2024年11月22日(金)

Wedge REPORT

2022年3月16日

 身近な存在になった時、生々しい感情をぶつけられるというわけだ。また、信頼関係が構築されたヘルパーさんへの感謝が募った高齢者が「遺産を残したい」と言い始め、その家族の間で揉める場合もあるという。利用者の自宅生活に深く関わる訪問介護や訪問看護の立ち位置は、そうした意味でも難しい。

 介護事業者は、何でも頼める神様ではない。「お金を払っているんだから」「家族同様だから」と一線を越えて全体重をかければ、当然相手は潰れる。精神的ダメージ自体もあるだろうが、人間関係の構築というもっとも大事なスキルが報酬の外であることにも原因があると考える。また仮に国の政策などにより今後訪問介護、訪問看護の担い手が増えてきた場合、利用者が「数がいるのだから何を頼んでもいいだろう」と利用者が無理を言い始めることが予想できる。

事業者と利用者が生み出す「正のスパイラル」

 東京都港区にある訪問看護ステーションみなもとの看護師・吉村英敏氏は、丁寧なコミュニケーションが利用者、事業者の共倒れを回避することにつながると説明する。「訪問看護師に対し、緊急性の低い状態でも呼び出しの電話を繰り返すような人もいるが、日頃から親密に連絡をとっていれば、適切な連絡がもらえるようになる。こちらの体調や都合を気遣ってくださる利用者さんも少なくありません」。
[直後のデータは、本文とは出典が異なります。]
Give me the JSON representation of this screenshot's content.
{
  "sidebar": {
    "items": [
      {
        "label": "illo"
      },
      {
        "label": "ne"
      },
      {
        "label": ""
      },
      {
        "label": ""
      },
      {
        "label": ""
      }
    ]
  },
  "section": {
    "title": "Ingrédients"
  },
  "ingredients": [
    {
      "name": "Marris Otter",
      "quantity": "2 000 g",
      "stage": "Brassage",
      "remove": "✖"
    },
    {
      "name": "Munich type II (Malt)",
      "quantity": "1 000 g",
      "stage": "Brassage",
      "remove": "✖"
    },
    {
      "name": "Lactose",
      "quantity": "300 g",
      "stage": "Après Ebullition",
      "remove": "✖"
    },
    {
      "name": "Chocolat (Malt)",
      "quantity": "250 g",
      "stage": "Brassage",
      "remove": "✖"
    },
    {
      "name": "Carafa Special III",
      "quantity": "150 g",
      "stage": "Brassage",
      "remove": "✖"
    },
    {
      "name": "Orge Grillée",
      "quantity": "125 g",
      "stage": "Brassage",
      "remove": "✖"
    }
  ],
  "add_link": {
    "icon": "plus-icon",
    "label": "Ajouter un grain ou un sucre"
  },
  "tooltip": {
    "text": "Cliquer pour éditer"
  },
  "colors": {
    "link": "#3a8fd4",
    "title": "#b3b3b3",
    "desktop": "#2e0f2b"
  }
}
 吉村氏は筆者の父を診ていた訪問看護師で、在宅で看取る時にも惜しみなく心を砕き、寄り添ってくれた。父は長い付き合いのあった彼でなくては心を開かなかったし、家族も彼だから安心できた。そうして利用者は、事業者を思いやる。

 事業者に精神的、時間的余裕が生まれる。

 利用者にも丁寧な介護や看護が行き届く。

 この正方向のスパイラルをつくるために『介護リテラシー』は必要であり、これが『いい介護』を生み出す片輪となるのではないか。

 そして、介護の人材不足を補う増員を図る動きが、もうひとつの片輪であって欲しい。「置き換え可能なコマの確保」が目的になってしまうと『いい介護』は生まれない。

 『いい介護』を生み出すためには、利用者、事業者、社会が目線を揃えて協力することが不可避である。これが、単なる等価交換とは異なる〝福祉〟のつくり方の基本だとも言える。理想と現実のすり合わせに時間を要する中、「生きて老いていく当事者」としてあまねく人々がまっすぐ向き合っていくべき課題だと言える。